A maior parte de tudo aquilo que ele gerasse consistiria de bens
gratuitos, e todos os seres humanos vivos teriam acesso a eles.
Qualquer
indivíduo que acumulasse lucros privados o faria unicamente porque serviu com
excelência aos outros seres humanos, e tal sistema inevitavelmente faria com
que esta pessoa revelasse suas ideias e truques: todas as pessoas do planeta
saberiam os motivos do sucesso de alguém.
Este
sistema, desta forma, serviria a todas as raças e classes. Ele serviria farta e servilmente ao homem
comum e derrubaria as elites quando estas se tornassem soberbas e
arrogantes.

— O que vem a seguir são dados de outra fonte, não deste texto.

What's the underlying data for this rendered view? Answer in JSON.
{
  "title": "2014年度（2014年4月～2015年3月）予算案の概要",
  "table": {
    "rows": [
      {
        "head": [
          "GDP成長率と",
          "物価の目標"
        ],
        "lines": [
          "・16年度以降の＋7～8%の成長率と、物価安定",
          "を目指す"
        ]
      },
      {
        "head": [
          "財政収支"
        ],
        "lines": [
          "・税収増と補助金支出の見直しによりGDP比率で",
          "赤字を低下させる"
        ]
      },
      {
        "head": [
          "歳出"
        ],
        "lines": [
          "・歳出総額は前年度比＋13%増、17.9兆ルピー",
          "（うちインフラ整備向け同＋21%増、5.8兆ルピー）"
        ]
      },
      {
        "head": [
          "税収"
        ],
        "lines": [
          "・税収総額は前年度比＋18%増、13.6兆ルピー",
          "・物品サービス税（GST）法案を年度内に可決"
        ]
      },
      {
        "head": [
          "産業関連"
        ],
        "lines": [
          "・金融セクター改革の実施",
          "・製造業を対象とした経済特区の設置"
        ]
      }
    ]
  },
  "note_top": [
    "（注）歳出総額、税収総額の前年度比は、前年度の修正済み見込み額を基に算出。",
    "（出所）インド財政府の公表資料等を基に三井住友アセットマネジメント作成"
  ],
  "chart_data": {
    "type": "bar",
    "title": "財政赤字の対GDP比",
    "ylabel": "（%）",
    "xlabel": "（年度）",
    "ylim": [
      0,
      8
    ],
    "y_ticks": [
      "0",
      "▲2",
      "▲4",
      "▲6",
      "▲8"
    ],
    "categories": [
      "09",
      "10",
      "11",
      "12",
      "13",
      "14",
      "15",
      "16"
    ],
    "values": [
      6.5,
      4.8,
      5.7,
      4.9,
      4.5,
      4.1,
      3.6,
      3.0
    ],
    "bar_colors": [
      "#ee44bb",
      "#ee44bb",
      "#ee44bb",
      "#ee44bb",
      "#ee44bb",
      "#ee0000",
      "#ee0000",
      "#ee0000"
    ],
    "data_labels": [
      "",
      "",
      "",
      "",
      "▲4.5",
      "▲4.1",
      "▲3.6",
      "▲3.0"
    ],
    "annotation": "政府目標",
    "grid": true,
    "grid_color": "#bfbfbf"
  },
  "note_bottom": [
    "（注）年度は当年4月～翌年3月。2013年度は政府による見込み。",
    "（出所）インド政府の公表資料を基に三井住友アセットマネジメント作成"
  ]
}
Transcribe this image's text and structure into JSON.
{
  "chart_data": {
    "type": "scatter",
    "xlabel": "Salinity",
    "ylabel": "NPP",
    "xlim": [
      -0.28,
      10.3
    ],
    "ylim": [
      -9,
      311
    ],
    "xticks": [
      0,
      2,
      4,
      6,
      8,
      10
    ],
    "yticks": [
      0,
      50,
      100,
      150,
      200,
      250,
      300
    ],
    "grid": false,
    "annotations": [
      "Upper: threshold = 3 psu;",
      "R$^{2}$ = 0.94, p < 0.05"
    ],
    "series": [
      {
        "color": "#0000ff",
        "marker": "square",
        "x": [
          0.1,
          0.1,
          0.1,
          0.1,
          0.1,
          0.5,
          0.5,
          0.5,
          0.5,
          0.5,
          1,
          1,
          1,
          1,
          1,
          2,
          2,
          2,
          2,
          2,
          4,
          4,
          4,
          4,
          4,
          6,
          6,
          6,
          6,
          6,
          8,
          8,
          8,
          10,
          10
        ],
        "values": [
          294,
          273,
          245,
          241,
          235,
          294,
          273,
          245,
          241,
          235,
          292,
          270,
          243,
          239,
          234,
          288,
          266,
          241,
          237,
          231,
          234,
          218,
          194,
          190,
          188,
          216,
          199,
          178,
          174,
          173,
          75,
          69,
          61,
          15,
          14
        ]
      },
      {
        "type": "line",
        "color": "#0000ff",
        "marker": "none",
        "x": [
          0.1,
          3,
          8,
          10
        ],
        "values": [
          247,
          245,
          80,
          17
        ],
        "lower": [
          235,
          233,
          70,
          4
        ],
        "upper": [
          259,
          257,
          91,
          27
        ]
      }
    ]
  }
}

Ele faria com que fosse
benéfico e proveitoso para todos incluir cada vez mais pessoas em seu potencial
produtivo e dar a todas elas uma participação nos resultados.
Tal
sistema tem um nome. Ele se chama livre
mercado. Embora ele tenha se tornado bem
mais óbvio na atual era digital, o fato é que a proliferação de bens gratuitos
sempre foi uma das principais características do capitalismo. O problema é que as pessoas raramente pensam
e falam sobre isso.
Com
efeito, o livre mercado é a ideia mais mal compreendida e mal interpretada que
existe, tanto por seus detratores como também, e com muita frequência, por seus
proponentes. Quanto ao clichê de se
caracterizar o mercado como uma utopia para exploradores, magnatas e
fraudadores, as pessoas que realmente pensam assim provavelmente nunca de fato
tentaram ganhar dinheiro em um sistema competitivo. Eles não sabem como isso é extremamente
difícil. Todo o processo é seriamente
enviesado contra os ganhos privados. E
isso gera enormes custos ao público.
Eu
até poderia aprofundar-me mais na teoria, porém, algumas vezes, exemplos
pessoais ilustram mais eficientemente a ideia que se quer passar. Apenas para esclarecer, nós não vivemos em
livre mercado atualmente. Ao contrário,
o mais intrusivo e poderoso aparato de intervenção e coerção interfere continuamente
e implacavelmente em nosso mercado. Mas
ainda há neste mundo alguns resquícios de mercado suficientes para nos dar uma
ideia de como ele funciona, e de como seria o mundo caso ele pudesse operar
livremente. Algumas vezes, o mais
simples exemplo já é o suficiente.
Assim,
permita-me falar sobre uma barbearia que, por acaso, descobri ontem. As pessoas que lá trabalham cortam o cabelo
de seus clientes, obviamente. Mas elas
também disponibilizam mesas de pingue-pongue, alvos para arremesso de dardos,
sinuca e cerveja grátis que você pode beber em um balcão.
Entrei
no estabelecimento com um amigo e fiquei atônito ao ver a mesa de
pingue-pongue. Então perguntei: "Podemos jogar?" Elas responderam:
"Ora, é claro." E então meu amigo e eu jogamos feito crianças
desbravando um brinquedo novo.
Finalmente,
após um bom tempo, falei: "Com licença, eu gostaria de cortar o meu cabelo." Ao mesmo tempo em que ficaram contentes com o
meu pedido, eles se mostraram muito surpresos, pois imaginaram que eu fosse
apenas mais uma pessoa que houvesse ido ali apenas para jogar pingue-pongue,
algo já rotineiro naquele estabelecimento!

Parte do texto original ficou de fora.